Three broad steps of risk management are to learn, research and take action in order to create opportunity from negative concerns/issues.

“The more transparent and engaging you are with your constituents on an ongoing basis create an opportunity to “agree to disagree,’” explained Tracy Bame, director of community development-Americas, at Freeport-McMoRan Copper & Gold. Bame discussed her company’s robust risk system, which spans from risk identification to assessment to action.  Within the system is a tool for classifying issues that may arise within current operations, the Risk Matrix. Using the tool, issues are initially evaluated and classified by the likelihood of the risk occurring and secondly for the consequences if it were to occur. Consequences can fall under various aspects of the business including financial, reputation, legal, and impact on local communities. All issues are scored so that actionable risks (top priorities) are easily highlighted. Within the system, corporate social responsibility professionals oversee social and community issues as well as to serve as consultants for the company outside company walls.

When Nestle Waters purchased spring water provider Poland Springs along with a bottle plant and natural springs, the company became owner of 400 acres of watershed resources.

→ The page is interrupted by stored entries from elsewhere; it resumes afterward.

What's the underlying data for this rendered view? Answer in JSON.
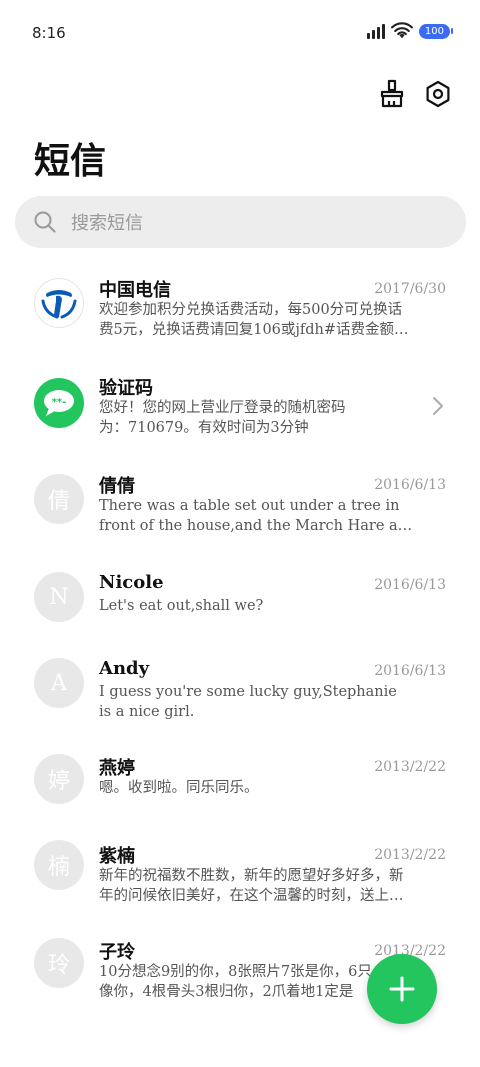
{
  "status_bar": {
    "time": "8:16",
    "battery": "100"
  },
  "header": {
    "title": "短信"
  },
  "search": {
    "placeholder": "搜索短信"
  },
  "messages": [
    {
      "name": "中国电信",
      "date": "2017/6/30",
      "line1": "欢迎参加积分兑换话费活动，每500分可兑换话",
      "line2": "费5元，兑换话费请回复106或jfdh#话费金额…",
      "avatar": "china-telecom-logo"
    },
    {
      "name": "验证码",
      "date": "",
      "line1": "您好！您的网上营业厅登录的随机密码",
      "line2": "为：710679。有效时间为3分钟",
      "avatar": "message-code-icon"
    },
    {
      "name": "倩倩",
      "date": "2016/6/13",
      "line1": "There was a table set out under a tree in",
      "line2": "front of the house,and the March Hare a…",
      "avatar_text": "倩"
    },
    {
      "name": "Nicole",
      "date": "2016/6/13",
      "line1": "Let's eat out,shall we?",
      "line2": "",
      "avatar_text": "N"
    },
    {
      "name": "Andy",
      "date": "2016/6/13",
      "line1": "I guess you're some lucky guy,Stephanie",
      "line2": "is a nice girl.",
      "avatar_text": "A"
    },
    {
      "name": "燕婷",
      "date": "2013/2/22",
      "line1": "嗯。收到啦。同乐同乐。",
      "line2": "",
      "avatar_text": "婷"
    },
    {
      "name": "紫楠",
      "date": "2013/2/22",
      "line1": "新年的祝福数不胜数，新年的愿望好多好多，新",
      "line2": "年的问候依旧美好，在这个温馨的时刻，送上…",
      "avatar_text": "楠"
    },
    {
      "name": "子玲",
      "date": "2013/2/22",
      "line1": "10分想念9别的你，8张照片7张是你，6只",
      "line2": "像你，4根骨头3根归你，2爪着地1定是",
      "avatar_text": "玲"
    }
  ],
  "colors": {
    "accent_green": "#22c55e",
    "battery_blue": "#3b6bf3",
    "telecom_blue": "#0a5bb5"
  }
}
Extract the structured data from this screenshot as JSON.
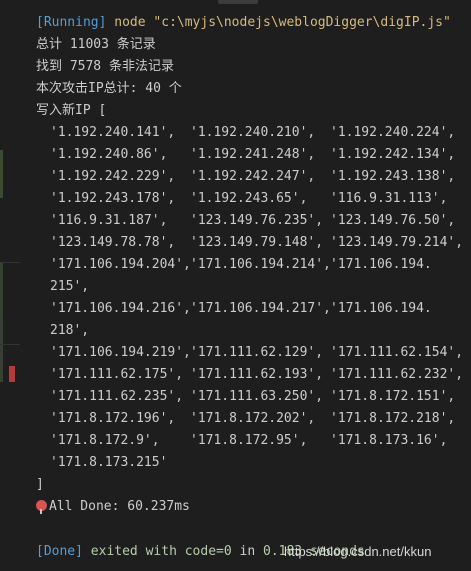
{
  "run": {
    "tag": "[Running]",
    "command": "node \"c:\\myjs\\nodejs\\weblogDigger\\digIP.js\""
  },
  "summary": {
    "total": "总计 11003 条记录",
    "found": "找到 7578 条非法记录",
    "attack_ips": "本次攻击IP总计: 40 个",
    "write_ip": "写入新IP ["
  },
  "ip_rows": [
    [
      "'1.192.240.141',",
      "'1.192.240.210',",
      "'1.192.240.224',"
    ],
    [
      "'1.192.240.86',",
      "'1.192.241.248',",
      "'1.192.242.134',"
    ],
    [
      "'1.192.242.229',",
      "'1.192.242.247',",
      "'1.192.243.138',"
    ],
    [
      "'1.192.243.178',",
      "'1.192.243.65',",
      "'116.9.31.113',"
    ],
    [
      "'116.9.31.187',",
      "'123.149.76.235',",
      "'123.149.76.50',"
    ],
    [
      "'123.149.78.78',",
      "'123.149.79.148',",
      "'123.149.79.214',"
    ],
    [
      "'171.106.194.204',",
      "'171.106.194.214',",
      "'171.106.194."
    ],
    [
      "215',",
      "",
      ""
    ],
    [
      "'171.106.194.216',",
      "'171.106.194.217',",
      "'171.106.194."
    ],
    [
      "218',",
      "",
      ""
    ],
    [
      "'171.106.194.219',",
      "'171.111.62.129',",
      "'171.111.62.154',"
    ],
    [
      "'171.111.62.175',",
      "'171.111.62.193',",
      "'171.111.62.232',"
    ],
    [
      "'171.111.62.235',",
      "'171.111.63.250',",
      "'171.8.172.151',"
    ],
    [
      "'171.8.172.196',",
      "'171.8.172.202',",
      "'171.8.172.218',"
    ],
    [
      "'171.8.172.9',",
      "'171.8.172.95',",
      "'171.8.173.16',"
    ],
    [
      "'171.8.173.215'",
      "",
      ""
    ]
  ],
  "close_bracket": "]",
  "all_done": "All Done: 60.237ms",
  "finish": {
    "tag": "[Done]",
    "text": "exited with",
    "code": "code=0",
    "in": "in",
    "secs": "0.183 seconds"
  },
  "watermark": "https://blog.csdn.net/kkun",
  "icons": {
    "done_marker": "pushpin-icon"
  }
}
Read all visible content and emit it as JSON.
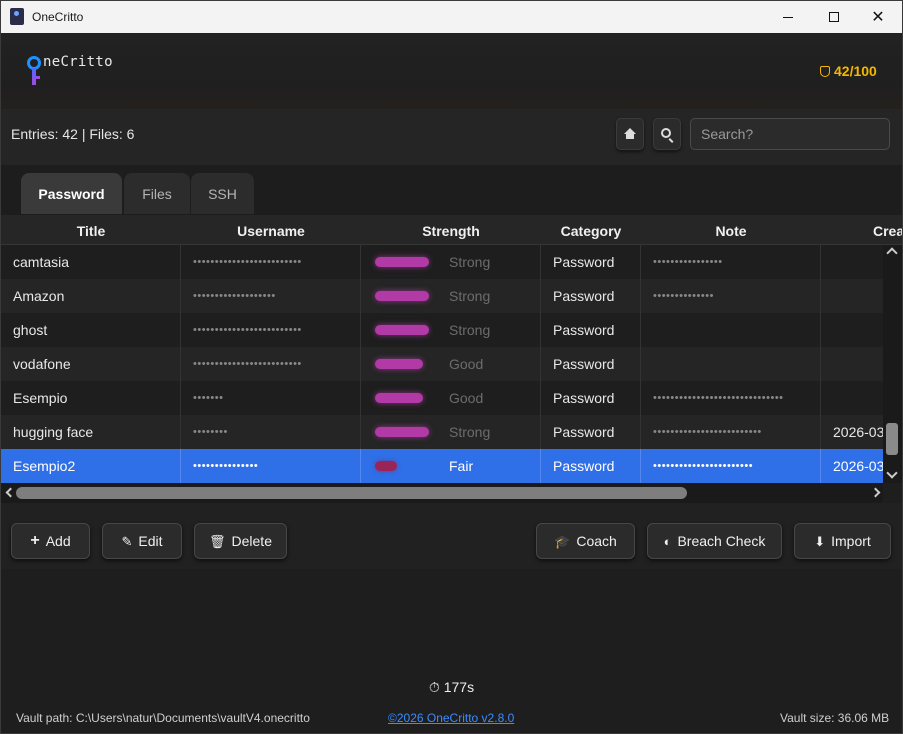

This purchase suddenly put Nestle in a radically new role – steward of the environment.  This propelled the company to think and act with a sustainability focus, and in 2008, it issued its first Corporate Citizenship Report. The company learned what key stakeholders were thinking, obtained expertise, and picked up best practices from others.

Later, Nestle conducted research of its business to understand its carbon footprint. The 2010 Life Cycle Analysis found that 50% of the company’s carbon footprint was attributable to the oil consumed to create the existing plastic bottle. So listening, researching and learning the company met their goal of reducing the “amount of bottle.”

Heidi Paul, vice president of corporate affairs, Nestle Waters North America, explained, “We thought we were pretty good,” but a major, and to Nestle unforeseen, issue eventually confronted them once again. Consumers felt that, “packaging and raw materials should not be thrown away…” So again, Nestle, set a goal by working and learning from others-to achieve recycling goals.

To avoid the potential, “I didn’t see it coming” reaction to issues, sound risk and issue management demands frequent ongoing engagement with stakeholders. Additional, internal coordination with all functional areas/group or operations, specifically those who “touch” or manage an external issue are also critical dialogues to foster. These steps can also serve to minimize issues that will arise, as it can build a basis for trust among constituents.